Dans l’œuvre de López-Menchero nous assistons régulièrement à une confrontation entre échelle réduite et grande échelle. C’est le cas lorsqu’il travaille avec des rails de tram ou de train. Par exemple, il crée un arrêt de tram fictif en Pologne, ou il projette une image dans un tunnel de chemins de fer berlinois, ou encore il tente de déplacer des rails montés sur des roulettes dans le centre-ville de Bruxelles. Mais c’est également le cas lorsqu’il se mesure, avec sa taille relativement petite (1,68 m) à son père, joueur de basket-ball ou à l’homme standard de Neufert, soit la taille idéale pour un mannequin masculin (1,86 m). Nous retrouvons également ce thème dans le transport et l’exposition de mouches tsétsés bourdonnantes, l’amplification des sifflements émis par des commerçants, la diffusion, à travers toute une ville, du cri de Tarzan, la visualisation du nombre de « places debout » dans un camion ou l’agrandissement de frites (cent fois), de semelles de chaussures (vingt fois) ou d’un parc pour bébé (trois fois, parce que, à l’époque, son fils était trois fois plus petit que lui-même).

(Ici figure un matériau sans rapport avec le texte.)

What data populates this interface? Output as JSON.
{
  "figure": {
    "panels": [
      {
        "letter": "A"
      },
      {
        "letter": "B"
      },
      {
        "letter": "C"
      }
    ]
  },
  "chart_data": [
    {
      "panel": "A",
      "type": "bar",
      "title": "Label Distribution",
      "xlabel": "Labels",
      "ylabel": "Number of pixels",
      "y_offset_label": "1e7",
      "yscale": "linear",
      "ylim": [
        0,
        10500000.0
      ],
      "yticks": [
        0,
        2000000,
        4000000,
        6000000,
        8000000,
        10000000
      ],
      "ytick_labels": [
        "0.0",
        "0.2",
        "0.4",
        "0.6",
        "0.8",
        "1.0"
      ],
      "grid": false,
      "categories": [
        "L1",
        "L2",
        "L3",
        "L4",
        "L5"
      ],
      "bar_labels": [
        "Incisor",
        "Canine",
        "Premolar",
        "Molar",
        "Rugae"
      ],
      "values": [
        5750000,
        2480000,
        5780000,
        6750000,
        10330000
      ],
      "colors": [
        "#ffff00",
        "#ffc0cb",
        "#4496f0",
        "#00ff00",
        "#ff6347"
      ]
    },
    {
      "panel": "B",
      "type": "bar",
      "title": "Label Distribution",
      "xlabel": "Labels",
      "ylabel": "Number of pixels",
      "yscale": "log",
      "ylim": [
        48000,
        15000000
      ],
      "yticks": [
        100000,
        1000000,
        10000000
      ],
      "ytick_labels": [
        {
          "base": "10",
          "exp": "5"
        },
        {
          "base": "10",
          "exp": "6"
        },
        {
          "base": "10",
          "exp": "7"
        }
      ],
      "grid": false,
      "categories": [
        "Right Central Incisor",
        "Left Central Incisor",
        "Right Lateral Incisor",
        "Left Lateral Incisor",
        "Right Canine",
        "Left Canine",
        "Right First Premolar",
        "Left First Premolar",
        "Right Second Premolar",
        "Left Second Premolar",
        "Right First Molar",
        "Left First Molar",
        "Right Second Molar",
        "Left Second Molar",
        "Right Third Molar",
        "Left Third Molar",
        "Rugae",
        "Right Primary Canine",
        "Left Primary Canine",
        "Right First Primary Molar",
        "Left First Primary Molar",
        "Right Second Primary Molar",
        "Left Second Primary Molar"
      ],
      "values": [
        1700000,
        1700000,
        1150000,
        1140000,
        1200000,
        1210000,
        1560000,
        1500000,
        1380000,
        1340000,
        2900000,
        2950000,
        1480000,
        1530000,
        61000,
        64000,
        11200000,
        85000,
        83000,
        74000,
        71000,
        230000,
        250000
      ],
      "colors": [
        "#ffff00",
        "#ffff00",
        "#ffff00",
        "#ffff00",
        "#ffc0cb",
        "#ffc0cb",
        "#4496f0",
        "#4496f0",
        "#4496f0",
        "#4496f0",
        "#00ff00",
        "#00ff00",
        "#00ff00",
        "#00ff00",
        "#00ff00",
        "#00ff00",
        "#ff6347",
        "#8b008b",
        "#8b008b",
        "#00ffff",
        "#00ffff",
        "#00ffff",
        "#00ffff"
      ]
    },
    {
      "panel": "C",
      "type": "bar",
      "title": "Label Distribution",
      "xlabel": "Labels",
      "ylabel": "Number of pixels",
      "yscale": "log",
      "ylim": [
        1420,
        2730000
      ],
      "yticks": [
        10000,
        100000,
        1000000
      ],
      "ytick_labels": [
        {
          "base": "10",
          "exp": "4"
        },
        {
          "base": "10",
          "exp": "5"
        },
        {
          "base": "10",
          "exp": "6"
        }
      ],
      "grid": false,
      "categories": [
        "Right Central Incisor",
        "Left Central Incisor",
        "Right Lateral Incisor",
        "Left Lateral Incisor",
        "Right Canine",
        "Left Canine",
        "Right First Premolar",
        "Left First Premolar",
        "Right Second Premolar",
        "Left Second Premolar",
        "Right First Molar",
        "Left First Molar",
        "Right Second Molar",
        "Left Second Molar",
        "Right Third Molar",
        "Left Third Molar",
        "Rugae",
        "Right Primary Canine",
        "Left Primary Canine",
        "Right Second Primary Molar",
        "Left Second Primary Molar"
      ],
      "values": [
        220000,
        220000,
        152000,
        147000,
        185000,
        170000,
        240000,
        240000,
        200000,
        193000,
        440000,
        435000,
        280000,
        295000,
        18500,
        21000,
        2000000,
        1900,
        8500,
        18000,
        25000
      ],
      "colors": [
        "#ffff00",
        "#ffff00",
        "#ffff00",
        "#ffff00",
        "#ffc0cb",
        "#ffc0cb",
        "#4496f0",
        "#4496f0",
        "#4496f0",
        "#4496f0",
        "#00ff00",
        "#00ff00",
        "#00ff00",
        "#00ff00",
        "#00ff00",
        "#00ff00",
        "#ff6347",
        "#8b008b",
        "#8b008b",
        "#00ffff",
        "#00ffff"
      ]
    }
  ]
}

Sur le plan thématique, l’œuvre de López-Menchero nous frappe par les innombrables rapports qui relient ses différentes interventions. Et à chaque fois, on voit surgir plusieurs thèmes en même temps. Un commentaire sur l’étouffement de Semira Adamu (1978-1998) prend la forme d’un immense nuage composé d’oreillers, qui constitue en même temps une œuvre sonore (en sourdine, on entend prononcer dans différentes langues le mot « bienvenue », extrait du film Cabaret). Toutes les œuvres sonores se font écho. Les glissements d’échelle renvoient à l’architecture et à la place de l’homme dans le monde. Le sociopolitique rencontre le monde de l’art. Le hasard et l’anecdotique (par exemple, la taille du père et du fils) ont le droit de figurer aux côtés de la théorie (Neufert et Glibert). Cette complexité correspond à la manière de penser de López-Menchero. Quand il parle de lui-même ou de son œuvre, il essaie toujours d’aborder en même temps tous ces niveaux. Par exemple, il veut absolument vous expliquer un brin de théorie architecturale, vous raconter un souvenir de jeunesse sur des Cabezudos galopantes, évoquer trois autres de ses œuvres et confronter le tout à une remarque d’un confrère artiste. La force de l’œuvre de López-Menchero est d’avoir conscience de tous ces rapports et de la simultanéité de ces différentes strates. En ce sens, son œuvre est littéraire et picturale. Elle rappelle la façon dont les littérateurs et les peintres parviennent en même temps à suggérer le monde en esquissant le petit et à attribuer une place au petit en créant de grands cadres. Cela rappelle aussi la ramification complexe de l’œuvre de Marcel Broodthaers.


Peinture

Plus je regarde l’œuvre de López-Menchero, moins je parviens à me défaire de l’impression qu’il est avant tout un dessinateur et un peintre, qui s’est forcé à faire un détour parce que ses premières peintures l’avaient déçu. Ce qui n’est nullement en contradiction avec mon appréciation de la complexité de son œuvre. C’est comme une âme qui traverse toute son œuvre. Serait-il possible de cerner cette âme sans pour autant réduire son œuvre rien qu’à cela ? Lorsqu’il exposa, en 2003, sa première série de dessins à la Fondation pour l’architecture, à Bruxelles, j’en ai été informé par l’artiste Ann Veronica Janssens, qui trouvaient ses dessins sublimes. Et de fait : ils étaient précis et sensuels, d’une grande économie et d’une grande élégance. Or, qui voit aujourd’hui certains dessins agrandis en peintures (comme l’homme agenouillé aux deux sacs à provisions), ou carrément la plupart de ses peintures, se rend compte que cet homme a toujours été peintre, mais qu’il devait d’abord avoir suffisamment vécu et travaillé pour s’autoriser à réaliser des peintures. Bizarrement, ce sont sans doute ses photos qui lui auront finalement permis de peindre.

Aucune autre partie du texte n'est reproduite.